In terms of fertilizing, remember that Zoysia grass requires less nitrogen than most grasses.


Only fertilize your Zoysia when it has hit active growth in late spring. Furthermore, avoid reseeding treated areas until at least three weeks after application, and do not fertilize these newly seeded spaces until the grass establishes itself.


Zoysia’s dense growth pattern often results in excess thatch, which can stunt growth. Dethatching is the process of removing layers of dead grass and other organic material that accumulate on the soil surface.

You should do this during peak growth to help ensure a quick recovery.


Zoysia lawns typically need an inch of rainfall or irrigation each week to thrive. However, deep and irregular watering can lead to drought-resistant roots.

soil meter

You will also need to water the lawn more in areas with sandy soil. Don’t forget to monitor your lawn’s soil moisture levels (using an outdoor soil meter , if necessary) to ensure the grass does not become waterlogged.

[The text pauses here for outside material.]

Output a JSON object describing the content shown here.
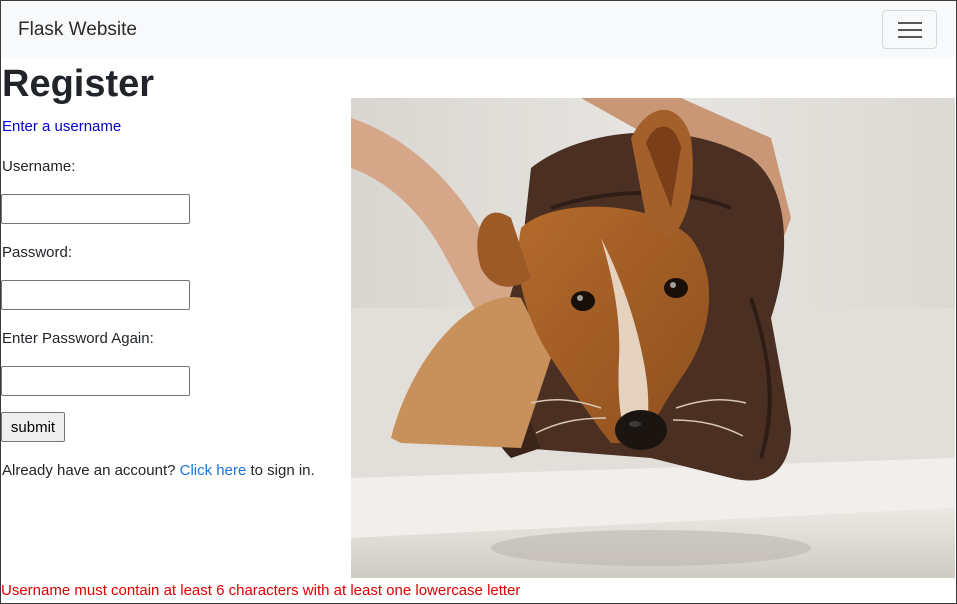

You should seed in mid-late spring once the last frost has passed. This is because Zoysia grass germinates best when the soil is about 65-70° F.

Sun Exposure

Like most plants, Zoysia requires a certain amount of sunlight to thrive. Due to its high tolerance to full sun exposure, it can grow well in areas that receive direct sunlight for most of the day without getting scorched.

When planting this grass, choose an area that receives at least 4 hours of direct sunlight daily. If this is not possible, it should have 8 hours of at least 50% sunlight.

Although this grass can tolerate shade relatively well, it will not thrive in heavily shaded areas.

Mowing Height

The best time to start mowing Zoysia grass is as it exits dormancy. Moreover, its ideal cutting height is around 1.5 inches.

Hence, it is best to mow and then maintain this length. Do not cut off more than a third of the blade in one mowing.